A/N: This is inspired by a tweet from Ryan Murphy during one of his infamous Q&As, so it does contain a potential spoiler (and my hopes for canon Blaine with respect to this event). Enjoy! xoxo
Prompt #16: If only I'd known then what I know now. (Write in first person..)
Character(s): Blaine Anderson
Words: 521
Date: November 14, 2012
Running In Circles
At moments like this, I'm grateful that tying a bow tie is something I can do on autopilot because I didn't even realize I had moved to in front of the mirror until I caught sight of my scared eyes and sallow complexion.
It's so silly really.
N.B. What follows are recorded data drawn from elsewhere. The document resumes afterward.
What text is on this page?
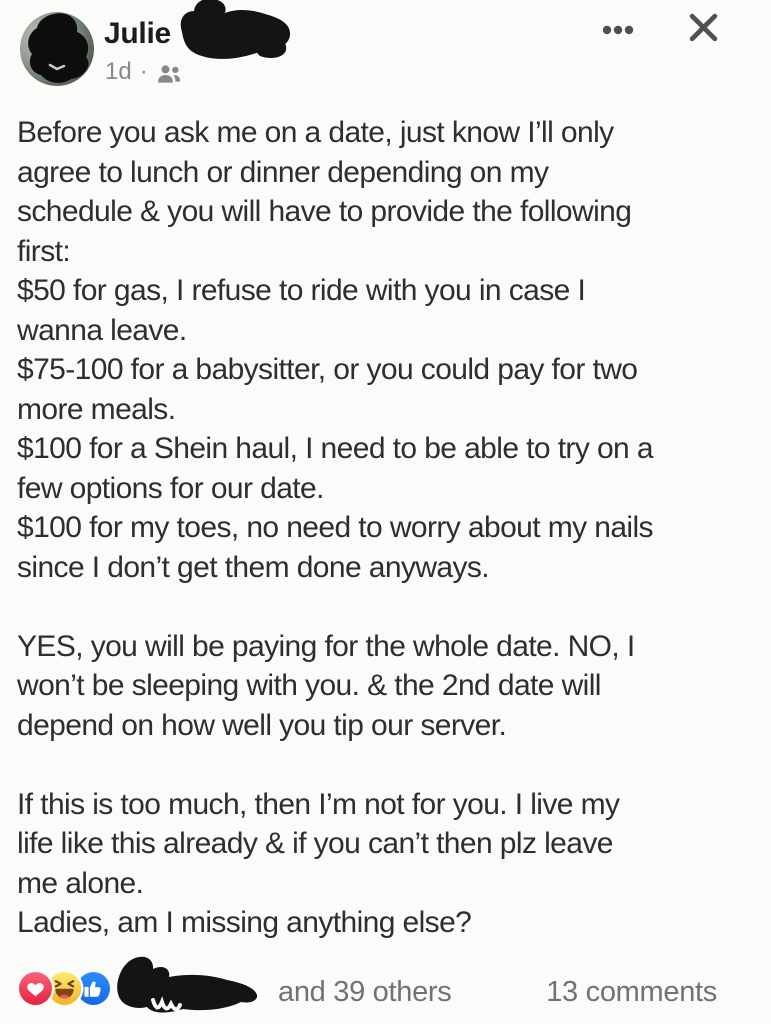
Julie
1d ·
Before you ask me on a date, just know I’ll only
agree to lunch or dinner depending on my
schedule & you will have to provide the following
first:
$50 for gas, I refuse to ride with you in case I
wanna leave.
$75-100 for a babysitter, or you could pay for two
more meals.
$100 for a Shein haul, I need to be able to try on a
few options for our date.
$100 for my toes, no need to worry about my nails
since I don’t get them done anyways.
YES, you will be paying for the whole date. NO, I
won’t be sleeping with you. & the 2nd date will
depend on how well you tip our server.
If this is too much, then I’m not for you. I live my
life like this already & if you can’t then plz leave
me alone.
Ladies, am I missing anything else?
and 39 others	13 comments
As Senior Class President, I could have vetoed this entire event.
Why did I let myself end up here again?
Two weeks earlier
"Hey Blaine, I wanted to ask you something." Tina said softly as she came up beside me at my locker at the end of the school day.
"Of course Tina, what's up?" I think I know what's coming but I don't want to be presumptuous.
"So, I know this is awkward, but will you go to the Sadie Hawkins dance with me? Just as friends, of course." Tina says. "I mean, I think we're kinda in the same position, the boys we each want to take aren't exactly an option right now."
"Yeah, we definitely are." I smiled at her sadly. "I'd be honoured to go with you."
And I'd meant it, except now I can't help but focus on how I've come full circle only worse. This time I'm going to the dance with a friend but that friend is a girl. Somehow I've managed to end up further behind than when I started. And to me, that first Sadie Hawkins dance was a beginning. It was the moment I decided I wouldn't hide who I was any more. But it feels like all I've done since that horrific night is run. Sometimes I can fool myself into thinking I'd been running toward something, toward someone. But really, I was still just running. And it seems without even realizing it, I've run myself in a circle.
I know that's not completely true, so much more than I could have hoped for happened somewhere in between. But all I have left to show for my efforts are the scars on my heart, that no one else can see.
I can hear footsteps on the stairs, I know I'm taking longer to get ready than I should. Sam has been waiting patiently downstairs for me.
"I'm almost ready, Sam." I say because maybe that will make it true.
"It's...not Sam."
His voice hits my ears and splits my already barely holding it together heart apart, and that pushes me over the edge. I'm falling but I don't crash. Instead, there are warm, strong arms around me, guiding me safely to the bottom.
"Why didn't you tell me about the dance?" Kurt asks me.
"I couldn't." I answer honestly.
Kurt tightens his grip on me as I fall in a completely different way now. My sobs wrack my body as I bury myself further and further into him.
As we sit on the floor in a crumpled heap, both of our faces stained with tears, I can't help but wonder if I would have changed any of it, if I'd known. The answer is no, of course. I'd do it all again to end up exactly where I belong.